Mexico has become a major source for heroin in the US in recent years, according to the White House national drug threat assessment report.
It says that while heroin use is stable, or decreasing, in the US, the source of the drug has shifted from Colombia - where production and purity are declining - to Mexico.
Heroin production in Mexico rose from 17 pure metric tonnes in 2007 to 38 tonnes in 2008, with the increase translating to lower heroin prices and more heroin-related overdoses and more overdose deaths, according to US government estimates.
Mexico and the US are working together to counter a handful of increasingly violent drug cartels that supply most of the illicit drugs sold in the US.
Medina's arrest came the day after senior US cabinet officials, led by Hillary Clinton, the US secretary of state, visited Mexico to highlight their shared responsibility for the country's drug-related violence.
The battle against drug trafficking has become increasingly violent.

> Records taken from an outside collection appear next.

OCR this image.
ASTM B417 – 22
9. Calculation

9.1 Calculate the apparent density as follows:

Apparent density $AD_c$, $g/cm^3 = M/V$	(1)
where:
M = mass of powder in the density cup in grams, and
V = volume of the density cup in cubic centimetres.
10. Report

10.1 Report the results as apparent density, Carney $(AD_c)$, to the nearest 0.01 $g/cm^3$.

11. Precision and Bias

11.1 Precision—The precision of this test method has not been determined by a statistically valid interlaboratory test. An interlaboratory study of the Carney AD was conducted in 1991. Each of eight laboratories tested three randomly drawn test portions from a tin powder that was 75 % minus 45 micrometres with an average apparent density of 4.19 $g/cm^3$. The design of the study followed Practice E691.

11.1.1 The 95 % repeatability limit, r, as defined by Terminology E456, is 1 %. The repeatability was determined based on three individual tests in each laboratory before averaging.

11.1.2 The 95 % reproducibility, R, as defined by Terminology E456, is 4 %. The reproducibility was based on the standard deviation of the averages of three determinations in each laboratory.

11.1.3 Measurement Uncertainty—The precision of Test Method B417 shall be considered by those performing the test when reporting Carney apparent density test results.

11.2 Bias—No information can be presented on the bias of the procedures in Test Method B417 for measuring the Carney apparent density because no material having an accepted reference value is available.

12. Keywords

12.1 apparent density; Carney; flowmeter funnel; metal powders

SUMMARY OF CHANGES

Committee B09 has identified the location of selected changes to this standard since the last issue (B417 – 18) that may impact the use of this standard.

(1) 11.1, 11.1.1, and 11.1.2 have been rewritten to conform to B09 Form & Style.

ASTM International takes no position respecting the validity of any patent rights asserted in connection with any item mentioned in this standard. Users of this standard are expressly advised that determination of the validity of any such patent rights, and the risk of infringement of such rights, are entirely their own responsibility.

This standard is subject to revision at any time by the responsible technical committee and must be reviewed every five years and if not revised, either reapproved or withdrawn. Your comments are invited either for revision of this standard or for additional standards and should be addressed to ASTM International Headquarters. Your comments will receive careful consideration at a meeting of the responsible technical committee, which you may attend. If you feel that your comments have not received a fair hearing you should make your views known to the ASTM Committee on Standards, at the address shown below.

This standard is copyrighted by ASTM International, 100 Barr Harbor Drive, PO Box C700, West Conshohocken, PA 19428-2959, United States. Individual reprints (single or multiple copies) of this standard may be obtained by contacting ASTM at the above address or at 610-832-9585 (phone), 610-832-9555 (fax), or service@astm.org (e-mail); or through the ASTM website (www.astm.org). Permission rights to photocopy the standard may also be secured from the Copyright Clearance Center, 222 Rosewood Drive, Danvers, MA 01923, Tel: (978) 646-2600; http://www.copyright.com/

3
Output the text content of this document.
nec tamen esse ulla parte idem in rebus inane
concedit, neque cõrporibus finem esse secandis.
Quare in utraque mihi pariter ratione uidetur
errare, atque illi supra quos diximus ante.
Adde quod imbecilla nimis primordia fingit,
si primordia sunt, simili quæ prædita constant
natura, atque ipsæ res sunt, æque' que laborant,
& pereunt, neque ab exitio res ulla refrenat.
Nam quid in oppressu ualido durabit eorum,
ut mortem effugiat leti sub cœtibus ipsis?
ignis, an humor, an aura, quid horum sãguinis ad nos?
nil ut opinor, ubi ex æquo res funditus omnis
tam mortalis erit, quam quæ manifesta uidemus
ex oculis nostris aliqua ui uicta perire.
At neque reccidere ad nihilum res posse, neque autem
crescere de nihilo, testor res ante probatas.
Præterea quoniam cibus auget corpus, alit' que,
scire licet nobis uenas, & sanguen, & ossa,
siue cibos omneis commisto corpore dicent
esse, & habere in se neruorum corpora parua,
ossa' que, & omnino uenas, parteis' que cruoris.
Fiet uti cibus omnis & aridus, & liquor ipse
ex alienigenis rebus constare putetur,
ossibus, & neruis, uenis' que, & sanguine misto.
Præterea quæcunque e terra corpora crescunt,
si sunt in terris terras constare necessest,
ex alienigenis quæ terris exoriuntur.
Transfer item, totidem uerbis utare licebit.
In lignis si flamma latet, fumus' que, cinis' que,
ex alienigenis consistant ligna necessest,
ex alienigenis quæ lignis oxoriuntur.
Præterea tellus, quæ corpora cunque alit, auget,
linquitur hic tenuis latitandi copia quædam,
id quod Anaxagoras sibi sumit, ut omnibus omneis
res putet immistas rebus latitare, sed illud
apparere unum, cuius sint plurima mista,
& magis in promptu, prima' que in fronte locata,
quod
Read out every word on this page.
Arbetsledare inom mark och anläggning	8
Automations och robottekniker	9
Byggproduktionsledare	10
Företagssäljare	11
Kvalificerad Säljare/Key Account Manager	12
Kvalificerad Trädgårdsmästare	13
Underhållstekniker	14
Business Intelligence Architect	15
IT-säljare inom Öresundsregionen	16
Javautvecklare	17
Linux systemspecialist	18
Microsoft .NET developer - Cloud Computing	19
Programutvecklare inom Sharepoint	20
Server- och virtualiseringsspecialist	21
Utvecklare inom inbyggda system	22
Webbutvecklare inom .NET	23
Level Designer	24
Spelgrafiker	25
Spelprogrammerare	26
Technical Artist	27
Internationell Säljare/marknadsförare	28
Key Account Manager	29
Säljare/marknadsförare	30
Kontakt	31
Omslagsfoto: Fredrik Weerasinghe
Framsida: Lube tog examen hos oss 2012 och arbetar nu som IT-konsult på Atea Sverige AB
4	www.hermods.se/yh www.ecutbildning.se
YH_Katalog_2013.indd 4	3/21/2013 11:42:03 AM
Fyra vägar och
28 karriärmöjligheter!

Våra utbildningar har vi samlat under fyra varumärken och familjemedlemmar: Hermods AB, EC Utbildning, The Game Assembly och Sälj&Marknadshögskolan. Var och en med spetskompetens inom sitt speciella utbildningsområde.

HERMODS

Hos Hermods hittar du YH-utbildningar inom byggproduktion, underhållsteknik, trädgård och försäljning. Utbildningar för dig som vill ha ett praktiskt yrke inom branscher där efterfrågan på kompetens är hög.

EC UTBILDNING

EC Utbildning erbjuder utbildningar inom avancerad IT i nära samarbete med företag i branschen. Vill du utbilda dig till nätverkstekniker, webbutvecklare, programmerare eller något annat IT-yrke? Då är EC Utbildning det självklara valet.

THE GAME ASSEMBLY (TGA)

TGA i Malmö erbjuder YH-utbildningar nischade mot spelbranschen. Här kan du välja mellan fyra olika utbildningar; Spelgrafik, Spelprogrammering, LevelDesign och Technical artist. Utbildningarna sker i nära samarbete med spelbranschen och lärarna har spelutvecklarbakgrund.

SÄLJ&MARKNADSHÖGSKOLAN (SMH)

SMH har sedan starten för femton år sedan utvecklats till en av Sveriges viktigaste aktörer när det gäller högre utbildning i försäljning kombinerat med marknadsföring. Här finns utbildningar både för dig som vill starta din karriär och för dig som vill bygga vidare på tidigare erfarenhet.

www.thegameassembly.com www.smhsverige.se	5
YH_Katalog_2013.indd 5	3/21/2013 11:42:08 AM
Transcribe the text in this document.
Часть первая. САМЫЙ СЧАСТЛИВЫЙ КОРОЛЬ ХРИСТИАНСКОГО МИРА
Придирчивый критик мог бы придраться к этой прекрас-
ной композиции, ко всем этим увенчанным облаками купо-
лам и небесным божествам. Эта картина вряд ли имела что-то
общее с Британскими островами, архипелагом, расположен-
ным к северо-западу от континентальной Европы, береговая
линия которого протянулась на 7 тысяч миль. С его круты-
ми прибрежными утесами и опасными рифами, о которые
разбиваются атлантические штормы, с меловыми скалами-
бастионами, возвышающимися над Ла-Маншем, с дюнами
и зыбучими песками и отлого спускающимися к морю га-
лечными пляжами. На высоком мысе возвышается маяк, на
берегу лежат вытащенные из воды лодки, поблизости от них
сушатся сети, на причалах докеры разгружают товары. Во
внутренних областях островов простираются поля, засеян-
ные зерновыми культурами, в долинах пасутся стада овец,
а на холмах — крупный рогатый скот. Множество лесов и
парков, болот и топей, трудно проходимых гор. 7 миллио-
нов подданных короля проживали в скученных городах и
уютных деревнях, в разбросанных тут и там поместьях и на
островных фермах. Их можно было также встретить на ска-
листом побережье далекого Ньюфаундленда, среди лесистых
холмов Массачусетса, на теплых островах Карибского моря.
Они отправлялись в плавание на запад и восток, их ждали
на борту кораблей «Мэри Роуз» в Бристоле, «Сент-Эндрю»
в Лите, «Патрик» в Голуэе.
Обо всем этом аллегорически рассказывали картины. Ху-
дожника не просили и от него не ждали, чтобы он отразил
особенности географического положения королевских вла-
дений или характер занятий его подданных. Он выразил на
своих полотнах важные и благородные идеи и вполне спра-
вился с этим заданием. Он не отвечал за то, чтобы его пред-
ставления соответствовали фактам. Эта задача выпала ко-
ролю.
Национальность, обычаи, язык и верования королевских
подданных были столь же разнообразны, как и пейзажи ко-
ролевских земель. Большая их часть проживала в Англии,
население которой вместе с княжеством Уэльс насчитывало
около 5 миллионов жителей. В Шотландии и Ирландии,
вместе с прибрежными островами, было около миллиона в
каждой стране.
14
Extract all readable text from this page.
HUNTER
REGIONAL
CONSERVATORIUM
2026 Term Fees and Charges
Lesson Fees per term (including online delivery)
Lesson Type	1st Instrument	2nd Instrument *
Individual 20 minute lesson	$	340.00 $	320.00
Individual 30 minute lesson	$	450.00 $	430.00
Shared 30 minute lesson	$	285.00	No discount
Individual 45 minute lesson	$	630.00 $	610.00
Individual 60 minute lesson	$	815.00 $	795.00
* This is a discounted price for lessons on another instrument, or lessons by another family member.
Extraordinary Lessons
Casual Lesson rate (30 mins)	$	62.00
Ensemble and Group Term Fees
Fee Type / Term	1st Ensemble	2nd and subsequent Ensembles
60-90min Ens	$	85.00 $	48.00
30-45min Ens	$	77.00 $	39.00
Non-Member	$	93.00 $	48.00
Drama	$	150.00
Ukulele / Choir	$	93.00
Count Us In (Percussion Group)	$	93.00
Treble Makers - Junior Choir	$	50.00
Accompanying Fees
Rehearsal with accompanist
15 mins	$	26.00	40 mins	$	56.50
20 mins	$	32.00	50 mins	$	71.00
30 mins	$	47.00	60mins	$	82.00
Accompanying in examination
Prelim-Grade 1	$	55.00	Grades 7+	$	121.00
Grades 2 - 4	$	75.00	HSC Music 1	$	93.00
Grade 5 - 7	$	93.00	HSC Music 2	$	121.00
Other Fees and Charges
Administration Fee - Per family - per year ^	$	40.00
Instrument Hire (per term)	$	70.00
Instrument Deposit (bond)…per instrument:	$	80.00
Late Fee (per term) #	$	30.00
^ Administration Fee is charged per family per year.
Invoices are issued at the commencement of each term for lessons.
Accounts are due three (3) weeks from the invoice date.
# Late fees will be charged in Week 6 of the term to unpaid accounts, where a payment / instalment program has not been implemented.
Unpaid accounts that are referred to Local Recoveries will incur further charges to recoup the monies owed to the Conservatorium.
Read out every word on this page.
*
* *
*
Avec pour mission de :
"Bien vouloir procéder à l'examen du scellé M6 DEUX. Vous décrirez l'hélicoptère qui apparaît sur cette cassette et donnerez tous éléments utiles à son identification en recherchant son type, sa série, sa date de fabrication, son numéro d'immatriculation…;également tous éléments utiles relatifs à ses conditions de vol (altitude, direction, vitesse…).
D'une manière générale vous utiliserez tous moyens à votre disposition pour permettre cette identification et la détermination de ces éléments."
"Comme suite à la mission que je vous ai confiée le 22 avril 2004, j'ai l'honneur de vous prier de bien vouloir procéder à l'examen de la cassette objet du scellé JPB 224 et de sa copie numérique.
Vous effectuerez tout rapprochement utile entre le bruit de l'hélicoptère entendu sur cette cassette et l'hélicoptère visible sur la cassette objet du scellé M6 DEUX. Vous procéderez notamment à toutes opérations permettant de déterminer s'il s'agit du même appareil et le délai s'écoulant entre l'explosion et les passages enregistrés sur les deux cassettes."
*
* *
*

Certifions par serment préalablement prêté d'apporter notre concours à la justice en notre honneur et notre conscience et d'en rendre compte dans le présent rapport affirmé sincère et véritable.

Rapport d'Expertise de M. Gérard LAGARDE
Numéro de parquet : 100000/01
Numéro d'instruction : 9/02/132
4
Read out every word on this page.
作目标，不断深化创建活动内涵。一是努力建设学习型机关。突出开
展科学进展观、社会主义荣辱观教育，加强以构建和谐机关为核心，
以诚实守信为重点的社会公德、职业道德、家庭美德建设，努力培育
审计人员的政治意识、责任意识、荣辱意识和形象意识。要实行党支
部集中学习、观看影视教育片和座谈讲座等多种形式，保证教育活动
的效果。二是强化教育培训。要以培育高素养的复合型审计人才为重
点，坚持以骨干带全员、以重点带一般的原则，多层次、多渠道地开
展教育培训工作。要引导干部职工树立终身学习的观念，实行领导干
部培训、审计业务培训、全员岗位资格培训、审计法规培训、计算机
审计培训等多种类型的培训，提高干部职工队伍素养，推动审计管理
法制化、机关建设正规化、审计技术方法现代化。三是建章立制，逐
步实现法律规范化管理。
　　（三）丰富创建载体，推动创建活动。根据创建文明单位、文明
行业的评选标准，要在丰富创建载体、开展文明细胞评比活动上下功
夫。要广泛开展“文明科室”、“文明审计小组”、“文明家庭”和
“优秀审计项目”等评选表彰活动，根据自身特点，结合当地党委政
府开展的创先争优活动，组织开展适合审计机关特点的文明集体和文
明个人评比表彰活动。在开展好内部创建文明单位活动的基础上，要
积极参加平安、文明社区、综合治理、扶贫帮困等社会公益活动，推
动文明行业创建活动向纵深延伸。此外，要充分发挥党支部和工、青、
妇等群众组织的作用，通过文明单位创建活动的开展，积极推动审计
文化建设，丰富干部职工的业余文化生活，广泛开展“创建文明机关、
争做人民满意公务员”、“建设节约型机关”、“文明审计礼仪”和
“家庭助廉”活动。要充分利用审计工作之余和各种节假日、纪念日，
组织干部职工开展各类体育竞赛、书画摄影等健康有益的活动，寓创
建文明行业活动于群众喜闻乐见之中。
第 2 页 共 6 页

On Thursday masked drug "hit-men" were reported to have terrorised residents and set fire to homes in a cluster of towns near Ciudad Juarez, in a bid to secure trafficking routes into the the US.
Ciudad Juarez lies across the border from El Paso, Texas.
Nearly 17,900 people have died in drug-related violence since Felipe Calderon, Mexico's president, launched an assault on cartels after taking office in December 2006.